Early in May, I was at the café, reading a book, waiting to meet a friend for my weekly chance to speak my second language. While perusing the book, I noticed two folks join me on the patio in the sunshine, each with some vanilla gelato. They were, as I found out by listening a bit, a young lady and her great-grandfather. She seemed, as far as I could tell, to be the tidy type. Her small pink boots matched her great-grandfather’s pink shirt, but her concern for keeping the gelato off the table was in stark contrast with his carefree joie de vivre, although he acquiesced and fetched some napkins. Troubled by the sticky mess, she commented “It’s so messy!” He smiled and said “Yes, but it’s fun too.”

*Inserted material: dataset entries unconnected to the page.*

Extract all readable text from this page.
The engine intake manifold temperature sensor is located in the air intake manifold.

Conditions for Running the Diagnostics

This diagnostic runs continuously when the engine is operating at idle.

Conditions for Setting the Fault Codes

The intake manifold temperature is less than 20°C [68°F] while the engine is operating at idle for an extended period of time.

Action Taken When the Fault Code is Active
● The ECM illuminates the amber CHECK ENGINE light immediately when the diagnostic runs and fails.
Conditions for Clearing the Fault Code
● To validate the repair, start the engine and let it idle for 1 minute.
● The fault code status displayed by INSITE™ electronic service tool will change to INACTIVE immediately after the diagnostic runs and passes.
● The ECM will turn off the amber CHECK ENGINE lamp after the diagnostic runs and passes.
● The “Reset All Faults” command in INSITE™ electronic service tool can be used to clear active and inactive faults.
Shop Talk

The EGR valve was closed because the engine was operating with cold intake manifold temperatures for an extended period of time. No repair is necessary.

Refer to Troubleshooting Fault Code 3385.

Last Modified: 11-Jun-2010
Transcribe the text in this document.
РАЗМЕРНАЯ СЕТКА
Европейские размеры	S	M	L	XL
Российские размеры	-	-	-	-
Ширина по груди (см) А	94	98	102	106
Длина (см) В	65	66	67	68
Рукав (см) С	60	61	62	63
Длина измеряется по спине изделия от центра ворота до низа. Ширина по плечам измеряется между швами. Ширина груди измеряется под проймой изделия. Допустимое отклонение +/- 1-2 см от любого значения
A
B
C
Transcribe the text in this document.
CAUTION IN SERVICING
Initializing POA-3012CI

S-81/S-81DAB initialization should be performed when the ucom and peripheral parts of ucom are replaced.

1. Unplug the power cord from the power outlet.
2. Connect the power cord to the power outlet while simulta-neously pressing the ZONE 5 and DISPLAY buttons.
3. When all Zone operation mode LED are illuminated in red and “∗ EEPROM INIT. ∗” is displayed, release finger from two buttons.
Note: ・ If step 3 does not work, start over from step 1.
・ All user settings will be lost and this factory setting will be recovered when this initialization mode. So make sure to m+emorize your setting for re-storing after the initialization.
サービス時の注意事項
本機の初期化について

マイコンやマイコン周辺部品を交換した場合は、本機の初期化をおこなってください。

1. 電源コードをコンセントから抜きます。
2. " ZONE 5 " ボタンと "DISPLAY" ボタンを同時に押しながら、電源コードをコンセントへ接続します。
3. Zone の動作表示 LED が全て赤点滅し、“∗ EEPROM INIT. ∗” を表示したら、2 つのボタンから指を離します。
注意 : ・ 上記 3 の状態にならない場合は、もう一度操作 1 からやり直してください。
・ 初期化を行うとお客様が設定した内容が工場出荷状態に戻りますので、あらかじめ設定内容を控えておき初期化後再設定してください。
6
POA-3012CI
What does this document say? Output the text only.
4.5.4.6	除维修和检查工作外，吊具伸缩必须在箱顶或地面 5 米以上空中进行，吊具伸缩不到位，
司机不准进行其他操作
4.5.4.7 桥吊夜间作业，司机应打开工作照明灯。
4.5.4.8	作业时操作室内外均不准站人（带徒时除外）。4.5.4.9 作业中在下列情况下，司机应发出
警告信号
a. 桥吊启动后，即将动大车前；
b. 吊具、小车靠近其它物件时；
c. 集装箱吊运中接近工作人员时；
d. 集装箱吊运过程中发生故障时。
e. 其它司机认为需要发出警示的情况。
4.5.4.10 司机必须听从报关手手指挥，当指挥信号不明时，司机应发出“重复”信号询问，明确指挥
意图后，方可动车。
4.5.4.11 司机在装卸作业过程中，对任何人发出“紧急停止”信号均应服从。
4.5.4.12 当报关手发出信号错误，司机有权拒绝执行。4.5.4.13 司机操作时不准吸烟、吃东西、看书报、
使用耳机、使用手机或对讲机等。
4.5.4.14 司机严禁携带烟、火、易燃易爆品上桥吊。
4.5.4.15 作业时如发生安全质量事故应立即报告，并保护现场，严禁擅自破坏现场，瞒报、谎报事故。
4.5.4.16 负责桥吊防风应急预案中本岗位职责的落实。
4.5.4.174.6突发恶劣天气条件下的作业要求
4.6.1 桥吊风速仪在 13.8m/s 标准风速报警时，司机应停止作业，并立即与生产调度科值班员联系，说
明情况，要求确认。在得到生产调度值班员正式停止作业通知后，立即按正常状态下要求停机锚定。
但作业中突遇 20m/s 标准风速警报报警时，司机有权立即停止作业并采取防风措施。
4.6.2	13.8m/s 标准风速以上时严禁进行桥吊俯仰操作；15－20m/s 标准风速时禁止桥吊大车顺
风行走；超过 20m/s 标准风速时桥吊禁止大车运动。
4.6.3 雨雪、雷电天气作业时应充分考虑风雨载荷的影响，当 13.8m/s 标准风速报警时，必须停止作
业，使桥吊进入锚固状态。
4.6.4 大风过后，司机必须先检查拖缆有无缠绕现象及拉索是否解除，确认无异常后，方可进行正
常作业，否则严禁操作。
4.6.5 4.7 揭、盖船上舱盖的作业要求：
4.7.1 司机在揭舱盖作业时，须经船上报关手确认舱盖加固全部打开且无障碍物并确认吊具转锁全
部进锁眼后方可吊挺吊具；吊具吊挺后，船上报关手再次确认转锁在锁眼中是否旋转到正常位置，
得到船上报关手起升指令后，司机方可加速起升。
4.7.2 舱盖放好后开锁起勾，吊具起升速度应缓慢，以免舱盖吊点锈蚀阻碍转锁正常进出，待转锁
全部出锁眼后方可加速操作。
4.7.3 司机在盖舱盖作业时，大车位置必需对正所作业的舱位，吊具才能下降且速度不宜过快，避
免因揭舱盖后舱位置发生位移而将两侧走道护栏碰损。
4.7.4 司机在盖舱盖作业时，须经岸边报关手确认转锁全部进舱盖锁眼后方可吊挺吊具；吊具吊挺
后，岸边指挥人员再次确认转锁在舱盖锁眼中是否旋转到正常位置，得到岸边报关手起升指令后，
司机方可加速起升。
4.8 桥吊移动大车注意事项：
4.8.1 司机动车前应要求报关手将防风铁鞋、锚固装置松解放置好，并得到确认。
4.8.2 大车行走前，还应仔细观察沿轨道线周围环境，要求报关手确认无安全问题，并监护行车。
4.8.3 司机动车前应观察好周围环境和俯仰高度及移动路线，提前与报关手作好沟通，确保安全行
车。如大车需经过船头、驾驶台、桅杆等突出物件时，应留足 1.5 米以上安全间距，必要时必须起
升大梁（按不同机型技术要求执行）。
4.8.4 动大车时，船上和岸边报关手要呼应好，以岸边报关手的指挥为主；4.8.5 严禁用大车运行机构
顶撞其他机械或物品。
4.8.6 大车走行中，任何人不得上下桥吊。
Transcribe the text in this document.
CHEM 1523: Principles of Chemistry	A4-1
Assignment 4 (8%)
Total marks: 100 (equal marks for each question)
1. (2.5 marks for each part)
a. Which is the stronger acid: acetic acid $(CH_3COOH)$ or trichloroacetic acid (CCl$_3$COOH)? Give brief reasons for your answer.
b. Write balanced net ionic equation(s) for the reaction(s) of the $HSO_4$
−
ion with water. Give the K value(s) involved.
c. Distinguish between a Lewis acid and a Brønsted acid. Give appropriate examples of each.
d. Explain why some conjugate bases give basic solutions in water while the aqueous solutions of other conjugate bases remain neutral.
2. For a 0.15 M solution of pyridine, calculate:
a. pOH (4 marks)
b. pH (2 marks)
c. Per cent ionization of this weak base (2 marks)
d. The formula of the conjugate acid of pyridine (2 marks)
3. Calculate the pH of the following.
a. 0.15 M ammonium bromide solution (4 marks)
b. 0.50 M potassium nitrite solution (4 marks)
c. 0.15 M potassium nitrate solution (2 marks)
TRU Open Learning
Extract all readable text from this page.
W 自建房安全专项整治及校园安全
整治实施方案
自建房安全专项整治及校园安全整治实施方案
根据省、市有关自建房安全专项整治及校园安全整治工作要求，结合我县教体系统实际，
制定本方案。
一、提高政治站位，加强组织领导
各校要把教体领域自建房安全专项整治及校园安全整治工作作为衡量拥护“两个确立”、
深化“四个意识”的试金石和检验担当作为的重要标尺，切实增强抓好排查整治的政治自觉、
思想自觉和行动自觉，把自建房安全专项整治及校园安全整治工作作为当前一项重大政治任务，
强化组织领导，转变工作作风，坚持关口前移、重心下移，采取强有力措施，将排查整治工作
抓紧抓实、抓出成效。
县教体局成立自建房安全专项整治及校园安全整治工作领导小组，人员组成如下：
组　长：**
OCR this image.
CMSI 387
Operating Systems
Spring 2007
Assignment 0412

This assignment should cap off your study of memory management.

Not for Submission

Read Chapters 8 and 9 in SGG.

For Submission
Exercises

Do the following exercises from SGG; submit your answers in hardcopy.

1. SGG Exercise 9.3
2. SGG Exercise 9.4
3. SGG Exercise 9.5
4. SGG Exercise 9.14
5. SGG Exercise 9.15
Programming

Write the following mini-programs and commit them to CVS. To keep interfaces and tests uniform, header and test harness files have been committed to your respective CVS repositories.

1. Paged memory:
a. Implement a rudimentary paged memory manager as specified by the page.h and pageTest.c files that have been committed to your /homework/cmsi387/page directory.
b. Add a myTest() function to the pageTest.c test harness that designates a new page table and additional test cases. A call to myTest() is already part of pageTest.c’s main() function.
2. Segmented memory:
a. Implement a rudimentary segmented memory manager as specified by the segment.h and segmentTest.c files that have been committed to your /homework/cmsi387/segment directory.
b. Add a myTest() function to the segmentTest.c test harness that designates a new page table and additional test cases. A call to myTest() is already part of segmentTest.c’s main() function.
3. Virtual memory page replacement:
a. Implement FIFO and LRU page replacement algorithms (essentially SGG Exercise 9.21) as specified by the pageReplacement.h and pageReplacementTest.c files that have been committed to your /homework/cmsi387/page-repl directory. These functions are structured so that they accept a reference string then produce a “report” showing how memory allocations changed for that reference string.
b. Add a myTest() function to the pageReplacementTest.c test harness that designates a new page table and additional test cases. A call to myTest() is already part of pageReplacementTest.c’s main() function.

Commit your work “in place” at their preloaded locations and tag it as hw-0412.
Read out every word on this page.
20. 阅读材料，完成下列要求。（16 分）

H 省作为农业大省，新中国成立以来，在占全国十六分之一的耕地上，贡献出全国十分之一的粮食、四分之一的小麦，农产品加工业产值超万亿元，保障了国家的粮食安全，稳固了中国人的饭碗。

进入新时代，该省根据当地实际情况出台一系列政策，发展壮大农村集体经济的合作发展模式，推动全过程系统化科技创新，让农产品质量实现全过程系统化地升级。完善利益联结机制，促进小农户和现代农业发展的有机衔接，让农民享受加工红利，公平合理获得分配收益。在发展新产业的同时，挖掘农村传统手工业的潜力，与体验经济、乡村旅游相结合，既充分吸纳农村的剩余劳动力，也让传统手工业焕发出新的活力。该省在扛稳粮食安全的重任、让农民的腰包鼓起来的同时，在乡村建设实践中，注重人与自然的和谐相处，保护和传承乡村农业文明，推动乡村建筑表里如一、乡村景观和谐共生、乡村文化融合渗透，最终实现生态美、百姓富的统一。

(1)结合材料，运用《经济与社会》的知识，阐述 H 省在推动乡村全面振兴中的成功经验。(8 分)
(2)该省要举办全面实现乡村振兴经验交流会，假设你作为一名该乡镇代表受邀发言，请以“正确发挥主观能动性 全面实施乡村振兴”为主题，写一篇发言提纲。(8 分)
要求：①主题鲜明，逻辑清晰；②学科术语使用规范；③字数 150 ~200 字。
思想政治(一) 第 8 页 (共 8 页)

The two of them unwittingly taught me a living lesson in love and relationships. Beyond their obvious enjoyment of each other’s company and their exemplary friendship across four generations, their comments shed light on some truths about relationships. I remember first coming here to Mount Allison, trying to hit the ground running in making friends. I have moved several times, through several provinces and ecosystems, but Mount Allison was one of the first places I really tried to jump into friendships and not wait for it to come to me. The rewards were great, but it wasn’t easy.

As you make some friends and learn their quirks and their faults, you realize that relationships are messy. As you see their love and joy in getting to know you, you realize that relationships are fun, rewarding, and even deeply fulfilling. People are complex — much more so than gelato or academics or the new Webmail. It’s only when you realize that double-edge to friendships that you can appreciate their fullness. Friendships, as much as textbooks, are what have really educated us here at Mount Allison. 

I’m not graduating this year, but I have many friends who are. I was remarking to one of my graduating housemates that I’m glad to have many of those ‘back when I was in college’ stories — stories that more often than not revolve around the friends and fun we’ve had together, rather than the grades and academic work we slogged through. Two such memories that I have are of watching movies with friends: Up In The Air, and I Heart Huckabee’s. George Clooney, in Up In The Air, remarked to another character that as you think back on your favourite memories, you are rarely alone in those stories. The French philosophers in I Heart Huckabee’s talked about the whole world being connected — it’s all part of the same sheet of fabric, if you will. Although neither movie was meant to be taken so seriously — just as wiping up gelato wasn’t meant as a life lesson — community and relationships really are part of the fabric of our lives. The friends with whom I watched those films, and all the friends I’ve made here at Mount Allison, are part of that community, that fabric that connects me, and all of us, to each other. 

Living a lifestyle of friendship is perhaps one of the most important things I will take away from this school when I leave, and I know the same is true for many of you. As you who are graduating fill up your suitcases and continue your journey, pack some gelato, and remember to make some new friends.